Resource considerations
  • Due to the uncertainty of benefits, it is difficult to assess the cost/effectiveness of the intervention. This is likely to vary depending on the characteristics of the patient (eg baseline performance status).
  • Cost/effectiveness studies are required.
What would patients and their doctors think about this intervention
  • The opinion of patients/doctors is likely to vary depending on each case. Patients with a good performance status (ECOG) and doctors that prioritize patient survival will likely opt for palliative chemotherapy. In contrast, patients with a poorer functional status and therefore more vulnerable to adverse effects will likely avoid this intervention.

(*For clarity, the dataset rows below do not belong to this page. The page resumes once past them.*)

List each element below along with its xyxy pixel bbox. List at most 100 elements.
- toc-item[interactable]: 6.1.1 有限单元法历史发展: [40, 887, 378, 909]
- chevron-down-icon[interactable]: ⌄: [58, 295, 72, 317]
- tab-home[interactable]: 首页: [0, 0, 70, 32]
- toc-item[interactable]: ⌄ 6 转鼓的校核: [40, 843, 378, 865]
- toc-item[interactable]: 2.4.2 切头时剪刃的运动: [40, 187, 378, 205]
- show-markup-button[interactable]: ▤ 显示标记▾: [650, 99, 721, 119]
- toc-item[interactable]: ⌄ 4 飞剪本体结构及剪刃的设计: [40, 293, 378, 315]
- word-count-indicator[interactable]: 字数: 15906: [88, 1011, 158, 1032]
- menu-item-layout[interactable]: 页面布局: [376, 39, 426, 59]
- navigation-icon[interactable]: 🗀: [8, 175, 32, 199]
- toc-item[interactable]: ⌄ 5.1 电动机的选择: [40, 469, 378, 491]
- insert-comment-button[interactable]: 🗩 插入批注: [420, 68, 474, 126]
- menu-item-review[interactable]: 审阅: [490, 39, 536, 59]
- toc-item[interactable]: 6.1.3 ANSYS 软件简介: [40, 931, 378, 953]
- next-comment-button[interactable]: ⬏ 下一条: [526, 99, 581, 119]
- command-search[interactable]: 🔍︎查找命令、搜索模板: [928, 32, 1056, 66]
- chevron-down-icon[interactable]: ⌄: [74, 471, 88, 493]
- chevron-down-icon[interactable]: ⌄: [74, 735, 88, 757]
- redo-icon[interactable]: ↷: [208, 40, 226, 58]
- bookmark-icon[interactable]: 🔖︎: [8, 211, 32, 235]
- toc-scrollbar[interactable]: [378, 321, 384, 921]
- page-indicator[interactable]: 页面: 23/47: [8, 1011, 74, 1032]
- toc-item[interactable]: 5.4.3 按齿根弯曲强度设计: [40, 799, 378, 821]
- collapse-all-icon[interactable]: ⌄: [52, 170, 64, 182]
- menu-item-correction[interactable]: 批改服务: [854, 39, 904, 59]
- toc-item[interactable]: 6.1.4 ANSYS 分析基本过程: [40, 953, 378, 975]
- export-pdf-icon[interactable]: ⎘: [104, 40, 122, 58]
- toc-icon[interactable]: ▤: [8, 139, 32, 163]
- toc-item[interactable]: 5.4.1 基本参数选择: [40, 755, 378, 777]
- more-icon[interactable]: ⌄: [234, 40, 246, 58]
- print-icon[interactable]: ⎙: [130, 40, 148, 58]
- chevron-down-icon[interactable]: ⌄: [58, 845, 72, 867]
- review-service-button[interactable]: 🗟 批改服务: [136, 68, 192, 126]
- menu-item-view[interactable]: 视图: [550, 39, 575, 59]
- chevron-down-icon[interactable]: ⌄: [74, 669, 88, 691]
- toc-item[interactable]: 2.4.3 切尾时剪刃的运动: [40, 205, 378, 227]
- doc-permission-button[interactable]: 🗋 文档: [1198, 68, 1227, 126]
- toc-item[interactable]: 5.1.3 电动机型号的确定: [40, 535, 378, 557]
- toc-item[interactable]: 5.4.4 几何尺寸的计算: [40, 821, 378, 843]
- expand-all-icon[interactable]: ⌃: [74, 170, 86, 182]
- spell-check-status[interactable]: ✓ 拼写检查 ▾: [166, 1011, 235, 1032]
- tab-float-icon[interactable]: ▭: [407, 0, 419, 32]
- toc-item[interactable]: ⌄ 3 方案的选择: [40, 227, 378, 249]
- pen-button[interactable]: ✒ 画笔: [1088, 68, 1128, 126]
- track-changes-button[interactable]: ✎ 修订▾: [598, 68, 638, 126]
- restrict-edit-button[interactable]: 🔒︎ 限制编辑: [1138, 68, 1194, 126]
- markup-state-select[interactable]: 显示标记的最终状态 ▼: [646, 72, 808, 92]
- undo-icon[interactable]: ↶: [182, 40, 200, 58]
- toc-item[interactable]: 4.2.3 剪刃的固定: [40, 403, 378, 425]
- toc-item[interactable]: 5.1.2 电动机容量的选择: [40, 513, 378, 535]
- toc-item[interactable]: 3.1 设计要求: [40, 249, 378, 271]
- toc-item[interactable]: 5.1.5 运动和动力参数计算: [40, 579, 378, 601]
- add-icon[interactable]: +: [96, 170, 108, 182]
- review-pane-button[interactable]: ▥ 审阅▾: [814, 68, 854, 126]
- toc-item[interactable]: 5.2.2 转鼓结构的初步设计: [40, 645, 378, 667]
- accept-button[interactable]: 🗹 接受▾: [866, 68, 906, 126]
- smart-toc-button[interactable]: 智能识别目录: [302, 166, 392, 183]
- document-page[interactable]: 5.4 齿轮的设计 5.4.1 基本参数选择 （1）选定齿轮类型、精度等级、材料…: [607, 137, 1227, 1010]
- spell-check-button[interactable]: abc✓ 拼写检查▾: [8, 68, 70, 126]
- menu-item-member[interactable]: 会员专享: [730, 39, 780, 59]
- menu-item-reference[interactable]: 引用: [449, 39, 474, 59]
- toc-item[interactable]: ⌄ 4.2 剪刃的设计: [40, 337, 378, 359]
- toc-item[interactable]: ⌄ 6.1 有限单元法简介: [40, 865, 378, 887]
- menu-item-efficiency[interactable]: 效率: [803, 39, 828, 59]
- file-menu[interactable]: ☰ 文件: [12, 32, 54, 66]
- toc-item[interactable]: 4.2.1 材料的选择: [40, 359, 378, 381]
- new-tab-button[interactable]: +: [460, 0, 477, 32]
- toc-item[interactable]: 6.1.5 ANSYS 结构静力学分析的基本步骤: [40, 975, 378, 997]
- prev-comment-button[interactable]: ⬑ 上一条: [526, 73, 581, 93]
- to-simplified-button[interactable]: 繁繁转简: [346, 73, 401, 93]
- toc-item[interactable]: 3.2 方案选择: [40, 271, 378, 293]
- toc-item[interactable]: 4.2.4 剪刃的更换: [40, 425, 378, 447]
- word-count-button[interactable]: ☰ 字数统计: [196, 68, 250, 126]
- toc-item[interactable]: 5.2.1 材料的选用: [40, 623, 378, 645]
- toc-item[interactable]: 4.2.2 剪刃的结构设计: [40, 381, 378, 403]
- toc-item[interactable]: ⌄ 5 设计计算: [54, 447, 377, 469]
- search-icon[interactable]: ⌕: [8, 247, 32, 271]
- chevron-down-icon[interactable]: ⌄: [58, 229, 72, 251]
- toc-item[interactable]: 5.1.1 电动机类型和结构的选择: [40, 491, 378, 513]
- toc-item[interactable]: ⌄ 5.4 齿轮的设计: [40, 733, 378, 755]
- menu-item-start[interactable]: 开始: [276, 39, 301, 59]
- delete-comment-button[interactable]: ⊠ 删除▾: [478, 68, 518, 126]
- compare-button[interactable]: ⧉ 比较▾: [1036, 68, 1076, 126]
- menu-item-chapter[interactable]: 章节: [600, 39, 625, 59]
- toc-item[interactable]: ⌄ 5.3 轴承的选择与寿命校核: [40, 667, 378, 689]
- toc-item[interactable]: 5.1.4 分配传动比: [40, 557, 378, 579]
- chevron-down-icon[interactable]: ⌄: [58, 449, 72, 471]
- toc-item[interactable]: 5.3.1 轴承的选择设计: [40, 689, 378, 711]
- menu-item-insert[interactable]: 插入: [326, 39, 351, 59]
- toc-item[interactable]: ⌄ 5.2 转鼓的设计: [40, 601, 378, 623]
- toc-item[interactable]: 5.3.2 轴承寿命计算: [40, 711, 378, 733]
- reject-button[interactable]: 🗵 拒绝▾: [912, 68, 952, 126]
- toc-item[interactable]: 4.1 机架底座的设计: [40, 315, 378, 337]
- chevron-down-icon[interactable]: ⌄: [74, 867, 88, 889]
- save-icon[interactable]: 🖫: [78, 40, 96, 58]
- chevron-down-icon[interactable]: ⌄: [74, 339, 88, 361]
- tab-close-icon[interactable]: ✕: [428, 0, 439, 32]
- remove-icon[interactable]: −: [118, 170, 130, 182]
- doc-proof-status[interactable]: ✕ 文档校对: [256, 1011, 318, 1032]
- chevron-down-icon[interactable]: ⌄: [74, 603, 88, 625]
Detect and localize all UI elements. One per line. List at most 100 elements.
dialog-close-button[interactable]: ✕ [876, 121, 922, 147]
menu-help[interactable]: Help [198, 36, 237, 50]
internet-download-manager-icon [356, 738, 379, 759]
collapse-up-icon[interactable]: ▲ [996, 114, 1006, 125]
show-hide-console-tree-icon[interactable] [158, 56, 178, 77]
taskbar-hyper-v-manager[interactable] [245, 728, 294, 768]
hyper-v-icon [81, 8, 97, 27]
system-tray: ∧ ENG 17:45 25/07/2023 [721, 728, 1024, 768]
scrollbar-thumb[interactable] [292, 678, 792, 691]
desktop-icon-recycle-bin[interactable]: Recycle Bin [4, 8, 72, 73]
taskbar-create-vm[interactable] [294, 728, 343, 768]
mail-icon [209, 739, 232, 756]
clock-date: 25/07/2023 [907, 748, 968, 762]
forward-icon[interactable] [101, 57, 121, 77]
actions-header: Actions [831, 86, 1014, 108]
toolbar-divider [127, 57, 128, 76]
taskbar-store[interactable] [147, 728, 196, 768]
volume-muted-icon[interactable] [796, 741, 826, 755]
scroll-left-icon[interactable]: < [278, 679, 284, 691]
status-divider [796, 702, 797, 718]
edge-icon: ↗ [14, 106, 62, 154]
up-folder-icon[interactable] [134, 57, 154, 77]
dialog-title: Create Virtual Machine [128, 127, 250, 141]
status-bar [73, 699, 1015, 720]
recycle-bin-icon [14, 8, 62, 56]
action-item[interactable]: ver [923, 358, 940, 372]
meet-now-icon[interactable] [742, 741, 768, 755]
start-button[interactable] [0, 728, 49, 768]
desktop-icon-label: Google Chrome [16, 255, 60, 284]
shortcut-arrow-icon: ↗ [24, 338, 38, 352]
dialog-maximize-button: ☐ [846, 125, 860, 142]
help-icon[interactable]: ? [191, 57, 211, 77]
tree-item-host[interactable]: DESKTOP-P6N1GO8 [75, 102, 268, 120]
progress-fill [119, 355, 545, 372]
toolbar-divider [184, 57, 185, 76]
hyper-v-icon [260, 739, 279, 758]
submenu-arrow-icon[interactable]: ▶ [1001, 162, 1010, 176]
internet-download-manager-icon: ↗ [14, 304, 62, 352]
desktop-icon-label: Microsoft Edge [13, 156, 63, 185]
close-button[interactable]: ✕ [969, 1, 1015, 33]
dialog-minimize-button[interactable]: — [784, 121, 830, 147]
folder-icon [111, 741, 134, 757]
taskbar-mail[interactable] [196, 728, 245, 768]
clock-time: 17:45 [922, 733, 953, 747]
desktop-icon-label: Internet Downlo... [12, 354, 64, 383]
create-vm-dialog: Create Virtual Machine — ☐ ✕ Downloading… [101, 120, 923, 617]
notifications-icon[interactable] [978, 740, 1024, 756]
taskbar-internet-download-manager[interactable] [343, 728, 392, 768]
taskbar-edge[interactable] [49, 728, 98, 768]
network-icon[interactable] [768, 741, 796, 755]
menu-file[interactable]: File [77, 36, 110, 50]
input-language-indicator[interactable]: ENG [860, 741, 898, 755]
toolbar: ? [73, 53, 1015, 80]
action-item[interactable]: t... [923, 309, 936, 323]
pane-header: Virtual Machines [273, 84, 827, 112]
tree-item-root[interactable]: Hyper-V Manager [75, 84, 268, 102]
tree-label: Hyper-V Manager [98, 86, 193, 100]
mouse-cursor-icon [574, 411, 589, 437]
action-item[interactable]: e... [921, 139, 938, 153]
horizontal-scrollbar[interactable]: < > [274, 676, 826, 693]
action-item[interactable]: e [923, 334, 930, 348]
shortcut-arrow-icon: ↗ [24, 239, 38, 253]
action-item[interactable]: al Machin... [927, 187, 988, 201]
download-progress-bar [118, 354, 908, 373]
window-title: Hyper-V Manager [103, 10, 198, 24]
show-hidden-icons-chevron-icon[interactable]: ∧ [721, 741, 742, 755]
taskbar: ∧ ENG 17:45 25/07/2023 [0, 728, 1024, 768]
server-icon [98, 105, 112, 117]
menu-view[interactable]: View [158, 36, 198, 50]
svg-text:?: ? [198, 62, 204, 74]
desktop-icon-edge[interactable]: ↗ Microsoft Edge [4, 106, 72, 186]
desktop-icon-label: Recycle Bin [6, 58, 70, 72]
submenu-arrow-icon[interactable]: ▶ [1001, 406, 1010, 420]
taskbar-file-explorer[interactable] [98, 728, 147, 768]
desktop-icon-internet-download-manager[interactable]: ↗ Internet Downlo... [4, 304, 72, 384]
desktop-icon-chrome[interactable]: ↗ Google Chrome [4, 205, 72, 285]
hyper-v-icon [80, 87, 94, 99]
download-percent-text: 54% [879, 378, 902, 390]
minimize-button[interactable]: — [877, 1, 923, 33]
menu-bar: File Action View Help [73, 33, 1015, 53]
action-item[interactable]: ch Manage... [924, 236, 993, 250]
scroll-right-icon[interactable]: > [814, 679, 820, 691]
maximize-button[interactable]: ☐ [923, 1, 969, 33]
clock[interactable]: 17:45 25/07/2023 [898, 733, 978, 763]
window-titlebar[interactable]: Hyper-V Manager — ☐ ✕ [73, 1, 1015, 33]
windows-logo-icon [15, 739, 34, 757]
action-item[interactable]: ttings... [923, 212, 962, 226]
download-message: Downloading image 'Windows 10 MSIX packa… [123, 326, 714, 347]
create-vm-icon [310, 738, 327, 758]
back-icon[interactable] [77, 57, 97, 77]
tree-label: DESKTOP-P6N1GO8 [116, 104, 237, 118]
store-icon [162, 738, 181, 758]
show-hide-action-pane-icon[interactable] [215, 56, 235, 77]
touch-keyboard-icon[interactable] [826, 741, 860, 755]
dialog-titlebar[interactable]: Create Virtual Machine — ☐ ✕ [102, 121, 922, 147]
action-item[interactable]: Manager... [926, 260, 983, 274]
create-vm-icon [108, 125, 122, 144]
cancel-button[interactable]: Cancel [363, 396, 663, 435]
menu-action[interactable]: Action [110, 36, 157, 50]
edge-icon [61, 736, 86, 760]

Differences between this summary and other sources

  • Both systematic reviews agree with the results displayed on this summary, with the exception of the certainty of the evidence (absence of methodologies such as GRADE or similar).
  • National Comprehensive Cancer Network (NCNN) [13] and European Society of Medical Oncology (ESMO) - Multinational Association of Supportive Care in Cancer (MASCC) [14] guidelines propose that systemic chemotherapy increases advanced biliary tract cancer (including gallbladder cancer) patient survival versus best supportive care.
Could this evidence change in the future?
  • The conclusions on this summary are likely to change given the certainty of evidence. Regarding serious adverse effects, although this could also change there is greater certainty of evidence.
  • An additional study not included in systematic reviews was identified. However, this is an observational study, and therefore unlikely to change the conclusions on this summary [15].
  • No systematic reviews or ongoing primary studies were identified on the PROSPERO platform or the WHO International Clinical Trials Registry Platform.

How we conducted this summary

Using automated and collaborative means, we compiled all the relevant evidence for the question of interest and we present it as a matrix of evidence.


Follow the link to access the interactive version: Chemotherapy versus best supportive care for advanced gallbladder cancer. 


The upper portion of the matrix of evidence will display a warning of “new evidence” if new systematic reviews are published after the publication of this summary. Even though the project considers the periodical update of these summaries, users are invited to comment in Medwave or to contact the authors through email if they find new evidence and the summary should be updated earlier.

After creating an account in Epistemonikos, users will be able to save the matrixes and to receive automated notifications any time new evidence potentially relevant for the question appears.

This article is part of the Epistemonikos Evidence Synthesis project. It is elaborated with a pre-established methodology, following rigorous methodological standards and internal peer review process. Each of these articles corresponds to a summary, denominated FRISBEE (Friendly Summary of Body of Evidence using Epistemonikos), whose main objective is to synthesize the body of evidence for a specific question, with a friendly format to clinical professionals. Its main resources are based on the evidence matrix of Epistemonikos and analysis of results using GRADE methodology. Further details of the methods for developing this FRISBEE are described here (

Epistemonikos foundation is a non-for-profit organization aiming to bring information closer to health decision-makers with technology. Its main development is Epistemonikos database (

Potential conflicts of interest

The authors do not have relevant interests to declare.